Being out and about in the village can be a bit busy when you are trying to get from a to b, but it is just great that people love the show, and you take it in your stride. They come from all over the world to watch us filming, what an amazing thing.
I can’t get my head round how it has sold to so many countries. I still haven’t seen any of the other Doc Martins. But maybe in years to come there will be Doc Martin conventions and we will get to meet all the other Doc Martins and Louisas.
Would you return to north Cornwall for a holiday?
At the moment I think it would be so odd to come back. But it is so much part of my life I can’t imagine not coming back. All these places you slightly take for granted.
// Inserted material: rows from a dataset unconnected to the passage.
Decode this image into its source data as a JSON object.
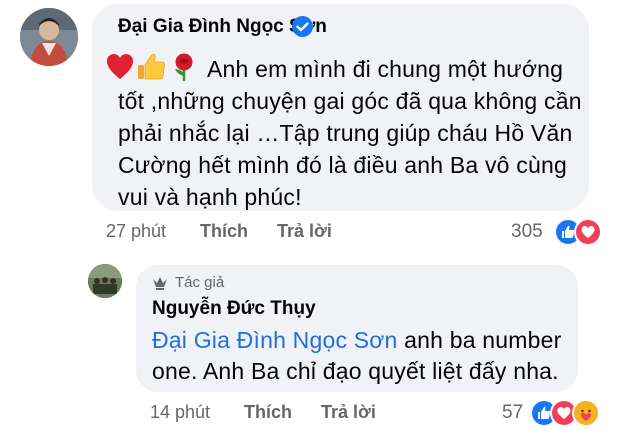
{
  "comment": {
    "author": "Đại Gia Đình Ngọc Sơn",
    "emojis": [
      "heart",
      "thumbs-up",
      "rose"
    ],
    "text_first_line": "Anh em mình đi chung một hướng",
    "text_rest": "tốt ,những chuyện gai góc đã qua không cần phải nhắc lại …Tập trung  giúp cháu Hồ Văn Cường hết mình đó là điều anh Ba vô cùng vui và hạnh phúc!",
    "time": "27 phút",
    "like_label": "Thích",
    "reply_label": "Trả lời",
    "reaction_count": "305",
    "reactions": [
      "like",
      "love"
    ]
  },
  "reply": {
    "author_badge": "Tác giả",
    "author": "Nguyễn Đức Thụy",
    "mention": "Đại Gia Đình Ngọc Sơn",
    "text_after_mention": " anh ba number",
    "text_line2": "one. Anh Ba chỉ đạo quyết liệt đấy nha.",
    "time": "14 phút",
    "like_label": "Thích",
    "reply_label": "Trả lời",
    "reaction_count": "57",
    "reactions": [
      "like",
      "love",
      "care"
    ]
  },
  "colors": {
    "bubble": "#f0f2f5",
    "meta_text": "#65676b",
    "mention": "#216fdb",
    "verified": "#1877f2",
    "like": "#1877f2",
    "love": "#f33e58",
    "care": "#f7b125"
  }
}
The beautiful cliff path walks, the way it goes day to day, and how familiar a part of my life it is I am sure I won’t be able to stay away too long.
What souvenir from Port Isaac would you take home to remember the series
My souvenir is the very happy time I’ve had and the brilliant experience of working in a very unique relaxed way. The show has its own quality which can’t really be replicated, it has its own tone, and that is something we have all found together. My souvenir is also that it can be easy, it can be really fun to make a drama and it can be a conducive and creative environment. We have not had people breathing down our necks telling us what to do. We are left to our own devices, and dramatically and creatively that is absolutely brilliant. It is a very good model. That is the secret to the success of this. It stops at Philippa (Philippa Braithwaite, the producer) and it doesn’t go beyond. The model of how the show works is imprinted on me, and also it has been a very beautiful place to be that I will never forget and I will always have a relationship with with Cornwall and Port Isaac. It will always be part of my life. What a gift.
One ‘souvenir ‘ from Cornwall was your dog
Our first dog Jethro was from round the corner in Delabole. It was very sad when he died of cancer when he was five. Then Ziggy came into our lives. He is a rescue dog and also from Cornwall. So two Cornish dogs.
How do you feel about this being the last series?
The final readthrough was quite emotional. It was the first time we had all been together in one room, rather than over Zoom. There has not been any personal readthroughs for so long. I am finding it really hard to say goodbye to it, and to really absorb how many years it has actually been.
On set there is a painting of Port Isaac in Doc and Louisa’s house I have my eye on before they strike the sets. There’s a few little jars I also have my eye on too. Things that have been there in my peripheral vision for all those years. I’ll be at the front of the queue for that painting.
What have you been doing between series nine and ten?
I wrote and directed a film for BBC called Delia Derbyshire: The Myths & The Legendary Tapes. I played Delia Derbyshire who composed the Dr Who theme tune. I was so fascinated by her music I was really drawn to her story. It was a project I had wanted to get off the ground for a while, and I was thrilled when we got a commission from the BBC. I am very proud of that. It was an exciting piece of work to be part of. It was broadcast last year and has been on iplayer for a year, and has been on the film circuit. It has been really exciting.
Last year I also did an Oscar Wilde adaptation, The Canterville Ghost which was a co production between BBC and an American network. It hasn’t aired here yet.